Di contro, tra le correnti di difesa che mi han fatto storcere il naso c’è quella, diffusissima, che vuole la campagna automaticamente innocua, di livello e meritevole di plausi già per il solo fatto di essere stata realizzata da uno studio rinomato (Saatchi & Saatchi). Eppure sono piuttosto sicura che gran parte delle persone che hanno scelto di accodarsi a questa corrente sappiano molto bene, a essere oneste, che né la fama o il prestigio acquisiti in passato né tantomeno la qualità di progetti realizzati precedentemente possono garantire in alcun modo la qualità di quelli futuri. Tuttavia in molti optano per quest’argomentazione per asserire e rinforzare la validità della propria posizione.


Ma consentitemi di dire la mia, a questo punto.
Ebbene, la mia opinione circa la campagna pubblicitaria dei Buondì Motta non è negativa, ma non è neppure positiva.
La piuttosto facilmente percepibile (guardando tutti gli spot) intenzione di dissacrare l’immagine della famiglia composta e perfettina che storicamente domina le pubblicità di prodotti per la colazione (la rappresentazione stereotipata non è fine a sé stessa – come è invece, ad esempio, negli spot di cui ho finora parlato sul blog – ma pare connotarsi come una critica/ridicolizzazione di quella effettivamente presente in altre pubblicità), è interessante e fresca. Considerando quanto personalmente tenga all’integrazione di maggior creatività e allo sradicamento dei soliti canoni e dei soliti stereotipi che dominano il panorama mediatico e pubblicitario, l’intento di per sé ottiene il mio consenso.
Non mi riesce, però, di concedere un pieno consenso a un altro aspetto fondamentale, ossia la scelta del modo in cui materializzare l’intento – l’asteroide assassino, insomma.
Se è vero – e lo è – che agli occhi di molti giovani e adulti il momento della caduta può generare interessato stupore e/o ilarità, è anche vero che la campagna pare aver voluto priorizzare questo shock-value al punto tale da non considerare l’eventualità del fatto che l’utenza esposta agli spot sarebbe stata composta anche da bambini – coloro che, peraltro, dovrebbero consumare il prodotto. Checché noi, da adulti più o meno giovani, possiamo credere (in particolar modo chi tra noi ha dimenticato quanto poco basti a provocare reazioni traumatiche che permangano nel tempo), la visione dell’improvvisa morte di una figura genitoriale – ancor più in quanto non seguita, anzi, da elementi che attutiscano il colpo comunicando un’ovvia comicità (quella dello spot non può essere di facile digestione per una mente bambina), ha il potenziale di avere un impatto considerevole alla vista dagli occhi di un bambino – soprattutto se si considera l’importanza suprema e dal valore quasi divino che viene conferita ai genitori e alla loro presenza. Se esposto da solo, senza nessuno che (ove necessario – e ove si renda conto che sia necessario) possa aiutarlo a metabolizzare il contenuto comunicandone l’essenza e l’intento, la visione dello spot potrebbe persino tramutarsi in un’esperienza traumatica, cui saranno associate specifici sentimenti negativi.

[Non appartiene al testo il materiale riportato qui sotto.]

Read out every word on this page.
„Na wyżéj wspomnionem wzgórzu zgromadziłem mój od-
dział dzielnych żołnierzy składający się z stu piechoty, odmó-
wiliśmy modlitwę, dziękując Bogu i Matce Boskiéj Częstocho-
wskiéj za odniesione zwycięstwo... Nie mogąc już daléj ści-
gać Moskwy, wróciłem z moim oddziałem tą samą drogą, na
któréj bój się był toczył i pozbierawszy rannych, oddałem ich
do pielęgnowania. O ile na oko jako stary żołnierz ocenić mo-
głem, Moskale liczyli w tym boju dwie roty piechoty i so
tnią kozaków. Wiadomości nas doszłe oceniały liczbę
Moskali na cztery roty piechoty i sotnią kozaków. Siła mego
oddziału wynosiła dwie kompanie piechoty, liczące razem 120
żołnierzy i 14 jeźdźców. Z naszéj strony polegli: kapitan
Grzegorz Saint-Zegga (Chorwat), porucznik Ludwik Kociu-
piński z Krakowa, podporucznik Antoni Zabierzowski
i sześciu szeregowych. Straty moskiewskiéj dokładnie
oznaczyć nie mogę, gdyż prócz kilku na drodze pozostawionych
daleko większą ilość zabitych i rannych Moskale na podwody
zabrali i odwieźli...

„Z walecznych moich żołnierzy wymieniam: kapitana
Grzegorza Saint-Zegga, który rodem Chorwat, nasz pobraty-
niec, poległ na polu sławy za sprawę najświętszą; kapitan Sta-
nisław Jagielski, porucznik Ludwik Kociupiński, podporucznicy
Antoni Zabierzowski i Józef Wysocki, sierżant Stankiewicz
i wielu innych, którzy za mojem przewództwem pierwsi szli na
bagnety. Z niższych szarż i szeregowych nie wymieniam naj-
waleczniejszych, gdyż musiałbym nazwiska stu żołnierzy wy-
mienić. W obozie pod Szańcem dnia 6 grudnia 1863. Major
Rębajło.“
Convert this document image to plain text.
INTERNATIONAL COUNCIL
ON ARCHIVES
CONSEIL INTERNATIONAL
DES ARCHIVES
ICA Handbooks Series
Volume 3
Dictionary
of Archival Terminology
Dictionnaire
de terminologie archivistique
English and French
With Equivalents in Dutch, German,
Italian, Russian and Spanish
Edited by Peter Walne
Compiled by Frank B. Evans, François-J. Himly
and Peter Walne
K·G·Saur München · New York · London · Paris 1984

Si può scegliere di ignorare quest’aspetto, in favore del perpetuare e supportare una specifica opinione, ma personalmente consiglio di valutarlo e comprenderlo nella formazione dell’opinione stessa.

In conclusione, sebbene molte delle critiche ricevute dalla campagna possano, a mio avviso, essere confutate con relativa facilità, si tratta comunque di un set di spot che possiede un potenziale problematico che non va ignorato o scartato al grido dei vari “Bigotti!”, “Eddai, un po’ di ironia” – che sì, incontreranno un certo consenso popolare e vi faranno guadagnare qualche like, ma non aiuteranno a portare avanti produttivamente il discorso sulla pubblicità dei Buondì.

Fintantoché sembrerà opportuno continuare a farlo, l’invito è quello a discutere cercando di valutare i vari aspetti in gioco, facendo però cascare un bell’asteroide infuocato sulle polemiche sterili, di cui nessuno ha bisogno.